La acción transcurre en Vetusta, trasunto novelesco de Oviedo, una ciudad de provincias que Clarín retrata como el aburrimiento y la hipocresía hechos urbe. Su protagonista es Ana Ozores, la joven y bella esposa del bondadoso pero envejecido ex regente Víctor Quintanar —de ahí el apodo, «la Regenta»—. Insatisfecha, soñadora y sin hijos, Ana vive dividida entre dos hombres que se la disputan como una presa: don Fermín de Pas, el Magistral de la catedral, un sacerdote ambicioso y dominante que la dirige espiritualmente, y don Álvaro Mesía, el seductor mundano de la ciudad. Entre el misticismo y la carne, entre la aspiración a la santidad y la tentación, se juega su destino.

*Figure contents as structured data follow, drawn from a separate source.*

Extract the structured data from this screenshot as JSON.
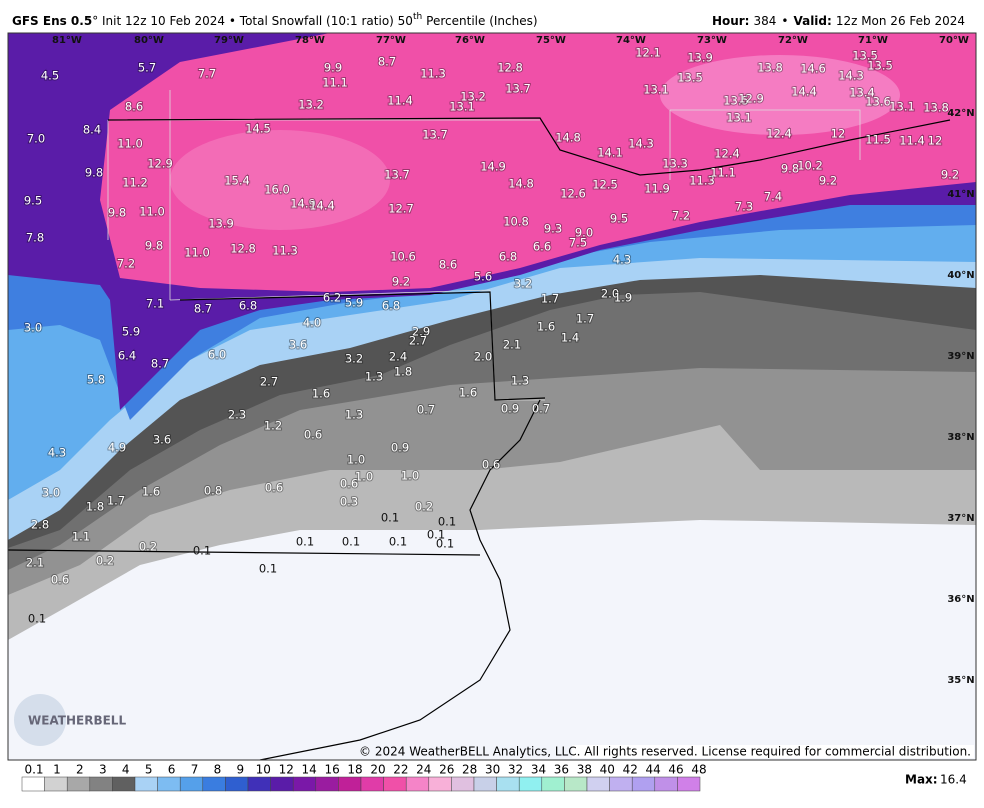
{
  "header": {
    "model": "GFS Ens 0.5",
    "title": "° Init 12z 10 Feb 2024 • Total Snowfall (10:1 ratio) 50",
    "superscript": "th",
    "title_end": "Percentile (Inches)",
    "hour_label": "Hour:",
    "hour": "384",
    "separator": "•",
    "valid_label": "Valid:",
    "valid": "12z Mon 26 Feb 2024"
  },
  "map": {
    "longitudes": [
      "81°W",
      "80°W",
      "79°W",
      "78°W",
      "77°W",
      "76°W",
      "75°W",
      "74°W",
      "73°W",
      "72°W",
      "71°W",
      "70°W"
    ],
    "latitudes": [
      "42°N",
      "41°N",
      "40°N",
      "39°N",
      "38°N",
      "37°N",
      "36°N",
      "35°N"
    ],
    "labels": [
      "4.5",
      "5.7",
      "7.7",
      "9.9",
      "8.7",
      "11.3",
      "12.8",
      "12.1",
      "13.9",
      "13.5",
      "13.5",
      "11.1",
      "13.7",
      "13.5",
      "13.8",
      "14.6",
      "14.3",
      "13.4",
      "8.6",
      "13.2",
      "11.4",
      "13.2",
      "13.1",
      "13.1",
      "13.5",
      "12.9",
      "14.4",
      "13.6",
      "13.1",
      "13.8",
      "8.4",
      "14.5",
      "13.7",
      "14.8",
      "14.3",
      "13.1",
      "12.4",
      "12",
      "7.0",
      "11.0",
      "14.1",
      "13.3",
      "12.4",
      "11.5",
      "11.4",
      "12",
      "9.8",
      "12.9",
      "15.4",
      "13.7",
      "14.9",
      "14.8",
      "11.3",
      "11.1",
      "9.8",
      "10.2",
      "9.2",
      "9.2",
      "11.2",
      "16.0",
      "12.6",
      "12.5",
      "11.9",
      "7.3",
      "7.4",
      "9.5",
      "14.9",
      "14.4",
      "12.7",
      "9.8",
      "11.0",
      "10.8",
      "9.5",
      "7.2",
      "13.9",
      "9.3",
      "9.0",
      "7.8",
      "9.8",
      "12.8",
      "11.3",
      "11.0",
      "6.6",
      "7.5",
      "7.2",
      "10.6",
      "8.6",
      "6.8",
      "5.6",
      "4.3",
      "9.2",
      "3.2",
      "2.0",
      "1.9",
      "1.7",
      "7.1",
      "8.7",
      "6.8",
      "6.2",
      "5.9",
      "6.8",
      "1.7",
      "3.0",
      "5.9",
      "4.0",
      "1.6",
      "1.4",
      "2.9",
      "2.7",
      "2.1",
      "3.6",
      "6.4",
      "6.0",
      "3.2",
      "2.4",
      "2.0",
      "8.7",
      "1.8",
      "5.8",
      "2.7",
      "1.3",
      "1.6",
      "1.6",
      "1.3",
      "2.3",
      "1.3",
      "0.7",
      "0.9",
      "0.7",
      "1.2",
      "0.6",
      "3.6",
      "4.9",
      "4.3",
      "0.9",
      "1.0",
      "0.6",
      "1.0",
      "1.0",
      "0.6",
      "3.0",
      "1.6",
      "0.8",
      "0.6",
      "0.3",
      "1.8",
      "1.7",
      "0.2",
      "2.8",
      "0.1",
      "0.1",
      "0.1",
      "1.1",
      "0.2",
      "0.1",
      "0.1",
      "0.1",
      "0.1",
      "0.1",
      "2.1",
      "0.2",
      "0.1",
      "0.6",
      "0.1"
    ],
    "logo": "WEATHERBELL",
    "copyright": "© 2024 WeatherBELL Analytics, LLC. All rights reserved. License required for commercial distribution."
  },
  "colorbar": {
    "labels": [
      "0.1",
      "1",
      "2",
      "3",
      "4",
      "5",
      "6",
      "7",
      "8",
      "9",
      "10",
      "12",
      "14",
      "16",
      "18",
      "20",
      "22",
      "24",
      "26",
      "28",
      "30",
      "32",
      "34",
      "36",
      "38",
      "40",
      "42",
      "44",
      "46",
      "48"
    ],
    "colors": [
      "#ffffff",
      "#d2d2d2",
      "#a8a8a8",
      "#828282",
      "#606060",
      "#a9d2f5",
      "#7dbcf2",
      "#55a0ea",
      "#3a7de0",
      "#2f5fd0",
      "#4030b8",
      "#5a1ca8",
      "#7a18a8",
      "#9a1ca0",
      "#c02098",
      "#e03ca8",
      "#f050a8",
      "#f584c8",
      "#f8b0d8",
      "#e0c0e0",
      "#c8d0e8",
      "#a8e0f0",
      "#90f0f0",
      "#a0f0d0",
      "#b8e8c8",
      "#d0d0f0",
      "#c0b0f0",
      "#b0a0f0",
      "#c090e8",
      "#d080e8"
    ],
    "max_label": "Max:",
    "max": "16.4"
  }
}
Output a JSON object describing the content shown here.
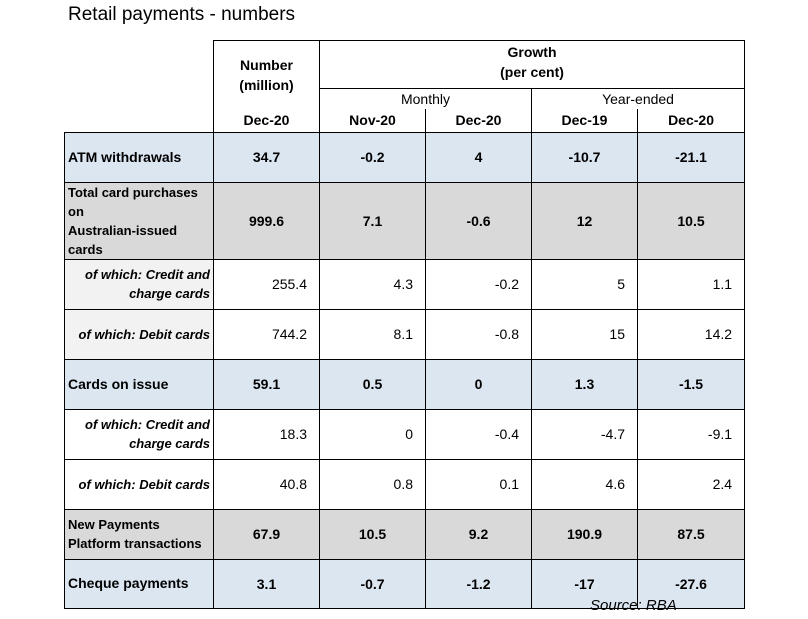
{
  "title": "Retail payments - numbers",
  "source": "Source: RBA",
  "table": {
    "header": {
      "number_line1": "Number",
      "number_line2": "(million)",
      "growth_line1": "Growth",
      "growth_line2": "(per cent)",
      "monthly": "Monthly",
      "year_ended": "Year-ended",
      "col_dates": [
        "Dec-20",
        "Nov-20",
        "Dec-20",
        "Dec-19",
        "Dec-20"
      ]
    },
    "rows": [
      {
        "label": "ATM withdrawals",
        "values": [
          "34.7",
          "-0.2",
          "4",
          "-10.7",
          "-21.1"
        ]
      },
      {
        "label_line1": "Total card purchases on",
        "label_line2": "Australian-issued cards",
        "values": [
          "999.6",
          "7.1",
          "-0.6",
          "12",
          "10.5"
        ]
      },
      {
        "label_line1": "of which: Credit and",
        "label_line2": "charge cards",
        "values": [
          "255.4",
          "4.3",
          "-0.2",
          "5",
          "1.1"
        ]
      },
      {
        "label": "of which: Debit cards",
        "values": [
          "744.2",
          "8.1",
          "-0.8",
          "15",
          "14.2"
        ]
      },
      {
        "label": "Cards on issue",
        "values": [
          "59.1",
          "0.5",
          "0",
          "1.3",
          "-1.5"
        ]
      },
      {
        "label_line1": "of which: Credit and",
        "label_line2": "charge cards",
        "values": [
          "18.3",
          "0",
          "-0.4",
          "-4.7",
          "-9.1"
        ]
      },
      {
        "label": "of which: Debit cards",
        "values": [
          "40.8",
          "0.8",
          "0.1",
          "4.6",
          "2.4"
        ]
      },
      {
        "label_line1": "New Payments",
        "label_line2": "Platform transactions",
        "values": [
          "67.9",
          "10.5",
          "9.2",
          "190.9",
          "87.5"
        ]
      },
      {
        "label": "Cheque payments",
        "values": [
          "3.1",
          "-0.7",
          "-1.2",
          "-17",
          "-27.6"
        ]
      }
    ]
  },
  "chart_data": {
    "type": "table",
    "title": "Retail payments - numbers",
    "columns": [
      "Number (million) Dec-20",
      "Monthly growth Nov-20",
      "Monthly growth Dec-20",
      "Year-ended growth Dec-19",
      "Year-ended growth Dec-20"
    ],
    "rows": [
      {
        "name": "ATM withdrawals",
        "values": [
          34.7,
          -0.2,
          4,
          -10.7,
          -21.1
        ]
      },
      {
        "name": "Total card purchases on Australian-issued cards",
        "values": [
          999.6,
          7.1,
          -0.6,
          12,
          10.5
        ]
      },
      {
        "name": "of which: Credit and charge cards",
        "values": [
          255.4,
          4.3,
          -0.2,
          5,
          1.1
        ]
      },
      {
        "name": "of which: Debit cards",
        "values": [
          744.2,
          8.1,
          -0.8,
          15,
          14.2
        ]
      },
      {
        "name": "Cards on issue",
        "values": [
          59.1,
          0.5,
          0,
          1.3,
          -1.5
        ]
      },
      {
        "name": "of which: Credit and charge cards",
        "values": [
          18.3,
          0,
          -0.4,
          -4.7,
          -9.1
        ]
      },
      {
        "name": "of which: Debit cards",
        "values": [
          40.8,
          0.8,
          0.1,
          4.6,
          2.4
        ]
      },
      {
        "name": "New Payments Platform transactions",
        "values": [
          67.9,
          10.5,
          9.2,
          190.9,
          87.5
        ]
      },
      {
        "name": "Cheque payments",
        "values": [
          3.1,
          -0.7,
          -1.2,
          -17,
          -27.6
        ]
      }
    ],
    "source": "Source: RBA"
  }
}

La novela escandalizó a su aparición: el retrato del clero y de la moral provinciana le valió ataques feroces, sobre todo del sector eclesiástico. El tiempo, sin embargo, la ha consagrado; hoy muchos la consideran la mejor novela española después del Quijote. Su lentitud es deliberada —los dos primeros volúmenes abarcan apenas tres días y luego el relato se acelera— y su ambición, enciclopédica: un fresco completo de una ciudad, con decenas de personajes, desde los salones aristocráticos hasta las sacristías y los cafés.
El texto es célebre por su comienzo —«La heroica ciudad dormía la siesta»— y por un final demoledor que resume, en una sola imagen, toda la degradación y la soledad de su heroína. Adaptada a la televisión y al cine, estudiada en cada aula de literatura hispánica, La Regenta sigue leyéndose como lo que es: la anatomía implacable, y sin embargo compasiva, de una mujer y de un mundo que la ahogan.
Temas y análisis
La hipocresía de la sociedad provinciana
Vetusta es un personaje en sí misma: una ciudad devota en apariencia y podrida por dentro, donde la maledicencia, la beatería y el cálculo social gobiernan cada gesto. Clarín disecciona con ironía implacable el abismo entre la máscara pública y la miseria privada de toda una comunidad.
El deseo reprimido de la mujer
Ana Ozores encarna el ahogo de una mujer sensible e inteligente en un mundo que solo le ofrece el papel de esposa decorativa o de pecadora. Su tragedia nace de un anhelo legítimo —amar, elevarse, existir— condenado de antemano por su época.
Religión y poder
En don Fermín de Pas, la fe y la ambición se confunden: la dirección espiritual se vuelve instrumento de dominio, y el confesonario, un campo de batalla íntimo. La novela expone cómo la religión, lejos de liberar, puede convertirse en otra forma de posesión.
El tedio como enfermedad
El aburrimiento de la vida provinciana no es un telón de fondo, sino el motor de la trama: empuja a los personajes a espiarse, seducir y destruirse por pura falta de horizonte. Ese vacío es el caldo en que fermentan la envidia y la crueldad.
La crueldad social y la caída
Vetusta necesita una víctima, y la libertad de Ana la convierte en el blanco perfecto. El desenlace muestra hasta dónde llega la sociedad para castigar a quien rompe sus reglas, en uno de los finales más amargos y memorables del realismo español.